To help bring an end to the pandemic globally, the two leaders are expected to agree to work together on genomic sequencing and reviewing Covid-19 variants.
They also agreed to a new plan that would be signed next year that would help alleviate obstacles British technology firms face when working with U.S. counterparts.
The Atlantic Charter was signed by President Franklin D. Roosevelt and Prime Minister Winston Churchill in 1941, outlining their goals for after World War II. Johnson’s office described it as “one of the greatest triumphs of U.K. and U.S. relations and did more than any other agreement to shape the world order, leading directly to the creation of the U.N. and NATO.”
On Thursday, first lady Jill Biden met Johnson and his wife, Carrie, and wore a dark jacket with “LOVE” embroidered on her upper back. She said she and Biden were bringing “love” from America. The statement was a contrast from then-first lady Melania Trump's choice of a green jacket that said, “I Really Don’t Care, Do U?” on a 2018 trip to a Texas border town to visit migrant children housed in shelters.
Tensions over Brexit's impact
But while the two leaders will seek to invoke a spirit of historic unity Thursday, there was evidence of early tension.
Their collaborative announcement was somewhat overshadowed in the U.K. after the Biden administration issued a warning to Johnson not to let Brexit threaten peace in Northern Ireland.
The British prime minister was the chief architect of his country's departure from the European Union, which Biden has always opposed.
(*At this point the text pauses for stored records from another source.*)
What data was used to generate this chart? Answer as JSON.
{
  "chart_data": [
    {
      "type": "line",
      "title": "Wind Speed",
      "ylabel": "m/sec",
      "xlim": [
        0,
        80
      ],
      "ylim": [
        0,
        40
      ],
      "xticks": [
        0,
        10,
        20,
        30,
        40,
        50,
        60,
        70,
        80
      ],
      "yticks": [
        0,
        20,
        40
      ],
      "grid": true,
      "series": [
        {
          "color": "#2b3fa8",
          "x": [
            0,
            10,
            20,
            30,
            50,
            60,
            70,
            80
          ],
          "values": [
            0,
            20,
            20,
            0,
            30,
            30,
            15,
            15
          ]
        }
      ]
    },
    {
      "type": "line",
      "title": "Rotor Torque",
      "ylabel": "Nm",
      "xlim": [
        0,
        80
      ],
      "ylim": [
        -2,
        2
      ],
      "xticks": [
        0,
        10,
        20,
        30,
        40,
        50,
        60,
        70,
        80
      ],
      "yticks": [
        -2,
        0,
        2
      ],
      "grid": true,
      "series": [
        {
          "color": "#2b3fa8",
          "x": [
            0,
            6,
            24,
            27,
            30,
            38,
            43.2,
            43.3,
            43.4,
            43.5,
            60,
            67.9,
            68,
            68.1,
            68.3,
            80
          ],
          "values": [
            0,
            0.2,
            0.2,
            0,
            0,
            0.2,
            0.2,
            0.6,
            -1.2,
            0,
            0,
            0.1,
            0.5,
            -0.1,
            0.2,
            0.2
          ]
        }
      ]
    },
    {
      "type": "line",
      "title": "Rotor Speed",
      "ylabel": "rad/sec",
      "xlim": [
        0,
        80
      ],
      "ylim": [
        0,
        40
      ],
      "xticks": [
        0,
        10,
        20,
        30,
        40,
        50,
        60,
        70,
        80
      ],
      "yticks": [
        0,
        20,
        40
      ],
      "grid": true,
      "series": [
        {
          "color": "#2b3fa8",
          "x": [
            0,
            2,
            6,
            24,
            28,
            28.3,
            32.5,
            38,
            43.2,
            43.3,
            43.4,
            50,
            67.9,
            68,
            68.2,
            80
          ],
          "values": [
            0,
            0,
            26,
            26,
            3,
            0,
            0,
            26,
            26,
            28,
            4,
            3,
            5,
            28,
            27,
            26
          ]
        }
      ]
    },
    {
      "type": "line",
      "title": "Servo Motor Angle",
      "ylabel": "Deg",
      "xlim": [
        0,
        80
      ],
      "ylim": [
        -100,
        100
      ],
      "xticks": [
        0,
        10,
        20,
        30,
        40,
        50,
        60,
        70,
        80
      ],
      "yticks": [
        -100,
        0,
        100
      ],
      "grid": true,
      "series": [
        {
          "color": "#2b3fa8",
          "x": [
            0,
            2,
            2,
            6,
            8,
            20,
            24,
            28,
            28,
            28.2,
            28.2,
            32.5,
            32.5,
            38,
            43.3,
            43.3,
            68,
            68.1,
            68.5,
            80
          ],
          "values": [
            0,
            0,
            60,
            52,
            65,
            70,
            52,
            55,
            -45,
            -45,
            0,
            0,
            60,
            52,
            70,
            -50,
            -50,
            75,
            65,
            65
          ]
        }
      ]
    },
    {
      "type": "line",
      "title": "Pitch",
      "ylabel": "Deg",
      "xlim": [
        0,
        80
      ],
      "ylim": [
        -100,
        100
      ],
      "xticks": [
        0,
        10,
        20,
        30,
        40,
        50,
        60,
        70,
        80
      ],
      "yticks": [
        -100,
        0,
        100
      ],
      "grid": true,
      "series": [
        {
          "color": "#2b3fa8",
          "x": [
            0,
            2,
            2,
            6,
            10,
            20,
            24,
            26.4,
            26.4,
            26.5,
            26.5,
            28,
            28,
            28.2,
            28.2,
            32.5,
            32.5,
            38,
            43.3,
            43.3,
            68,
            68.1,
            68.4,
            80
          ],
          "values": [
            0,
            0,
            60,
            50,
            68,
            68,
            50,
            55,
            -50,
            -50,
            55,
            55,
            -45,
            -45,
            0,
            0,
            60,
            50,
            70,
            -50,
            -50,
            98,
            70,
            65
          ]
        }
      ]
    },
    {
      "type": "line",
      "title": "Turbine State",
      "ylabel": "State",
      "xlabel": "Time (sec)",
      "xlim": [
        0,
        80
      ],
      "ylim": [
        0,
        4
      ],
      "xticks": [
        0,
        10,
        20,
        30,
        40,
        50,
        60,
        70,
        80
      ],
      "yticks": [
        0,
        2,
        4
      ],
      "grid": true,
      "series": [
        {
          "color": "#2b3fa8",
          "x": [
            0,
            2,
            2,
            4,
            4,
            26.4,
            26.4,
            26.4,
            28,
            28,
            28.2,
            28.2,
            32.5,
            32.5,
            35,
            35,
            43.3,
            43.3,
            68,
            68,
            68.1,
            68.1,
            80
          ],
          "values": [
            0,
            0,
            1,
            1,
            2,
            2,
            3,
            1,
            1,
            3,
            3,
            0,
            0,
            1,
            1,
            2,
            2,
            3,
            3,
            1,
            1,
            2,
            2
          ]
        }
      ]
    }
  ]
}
The president, who has Irish heritage, is among those who worry Brexit is inflaming sectarian tensions in Northern Ireland.
Decades of conflict between mostly Catholic "nationalists" — who want Northern Ireland to reunite with the Irish Republic — and mostly Protestant "unionists" — who want the area to remain part of the U.K. — were calmed by a 1998 peace deal called the Good Friday Agreement.
Brexit has put a strain on that deal because it changes complex trade rules and threatens to upend the delicate settlement between the province's two rival communities.
"President Biden has been crystal clear about his rock-solid belief in the Good Friday Agreement as the foundation for peaceful co-existence in Northern Ireland," Sullivan told reporters on Air Force One. "Any steps that imperil it or undermine it would not be welcomed by the United States."
And while the Atlantic Charter represents the latest chapter in the "special relationship" between Washington and London, the British government said this week that Johnson doesn't like that term. An aide told The Atlantic in a profile about Johnson that the prime minister thought the phrase appeared needy.